The extent to which campuses provide these kinds of engagement for their students is measured well by the National Survey of Student Engagement. You often can find a college's NSSE scores online. (If a campus won't share its NSSE data, that's cause for concern.) A 2010 Wabash College-University of Iowa collaboration also shows that NSSE scores are strongly correlated with direct measures of such critical skills as reasoning and problem-solving.

Authors of the recent book "Academically Adrift" make the same point — where expectations of students are high, the right kinds of student engagement are present, and students major in liberal arts and sciences disciplines, students work hard and achieve the outcomes and levels of learning they need for 21st century challenges.

But there is more — related to your wallet. Campuses characterized by high levels of student engagement also have high four-year graduation rates, because students are more successful academically and are more highly motivated to learn and to persist in college. They leave college less often for academic reasons, and they graduate at higher rates because they love what they are doing and value the personal educational transformation they experience.

In these environments students are inspired to become lifelong learners, motivated to teach themselves new things, especially the new things required by an evolving and changing workplace.

I have written elsewhere about how the increased efficiency of high four-year graduation rates lowers the cost of higher education for all stakeholders — students, families, colleges, states, the federal government, and the American public, which subsidizes higher education through gifts and taxes.

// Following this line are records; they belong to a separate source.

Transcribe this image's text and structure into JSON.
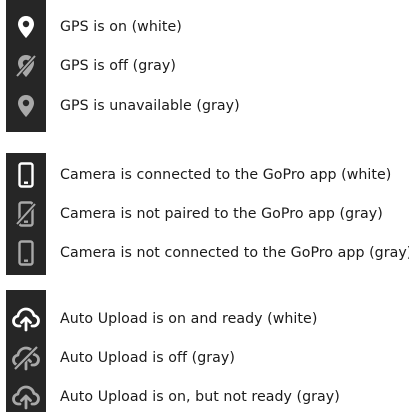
{
  "colors": {
    "icon_background": "#262626",
    "icon_white": "#ffffff",
    "icon_gray": "#a8a8a8",
    "text": "#1a1a1a"
  },
  "gps": {
    "items": [
      {
        "icon": "location-pin-icon",
        "label": "GPS is on (white)"
      },
      {
        "icon": "location-pin-off-icon",
        "label": "GPS is off (gray)"
      },
      {
        "icon": "location-pin-icon",
        "label": "GPS is unavailable (gray)"
      }
    ]
  },
  "app": {
    "items": [
      {
        "icon": "phone-icon",
        "label": "Camera is connected to the GoPro app (white)"
      },
      {
        "icon": "phone-off-icon",
        "label": "Camera is not paired to the GoPro app (gray)"
      },
      {
        "icon": "phone-icon",
        "label": "Camera is not connected to the GoPro app (gray)"
      }
    ]
  },
  "upload": {
    "items": [
      {
        "icon": "cloud-upload-icon",
        "label": "Auto Upload is on and ready (white)"
      },
      {
        "icon": "cloud-upload-off-icon",
        "label": "Auto Upload is off (gray)"
      },
      {
        "icon": "cloud-upload-icon",
        "label": "Auto Upload is on, but not ready (gray)"
      }
    ]
  }
}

If your child finishes in five, six or more years, instead of four, the costs of delay will be immediate in additional tuition and the self-multiplying costs of not earning a salary in a full-time job (economists call these costs "opportunity costs") as he or she loses ground professionally and personally.

In contrast, a narrow, vocational education geared to a particular job requires its recipients to be retrained for the next job at significant cost to the jobholder, employers and taxpayers who fund federal and state job programs. The graduate's education/training, in other words, depreciates.

A liberal education does not depreciate. Its recipients are constantly educating themselves in their current jobs and for their next jobs because they have the curiosity of lifelong learners and skills which transcend the particular. A liberal education actually appreciates in value as its beneficiaries become more valuable in the marketplace — good for them and good for the rest of us who benefit from their improved productivity. Remember too the very great personal benefits of a life enriched and made more meaningful by a liberal education.

No one has estimated the enormous size of the depreciation cost borne by individuals educated narrowly and vocationally and by those who must then subsidize their retraining. These costs do not figure in to the debate we are having in America about college costs, and political leaders of both parties are shaping a public discourse that argues for narrow, short-term educational solutions.

It is an enormous challenge to break through an anxiety-fueled policy and public dialogue that too often treats college as a 21st century version of trade school.

Just as Japanese automobile makers taught us all how getting it right the first time during manufacture and assembly results in huge cost savings, so must we in America first commit ourselves to liberal education for all and then provide for learning environments characterized by high levels of student engagement.

If we do so, the necessity to fund the extraordinarily high cost of the depreciation of narrow educations will decline dramatically and employers will be increasingly pleased with the number and qualities of people they can hire to fuel their engines of growth.

The writer is president emeritus of St. Lawrence University.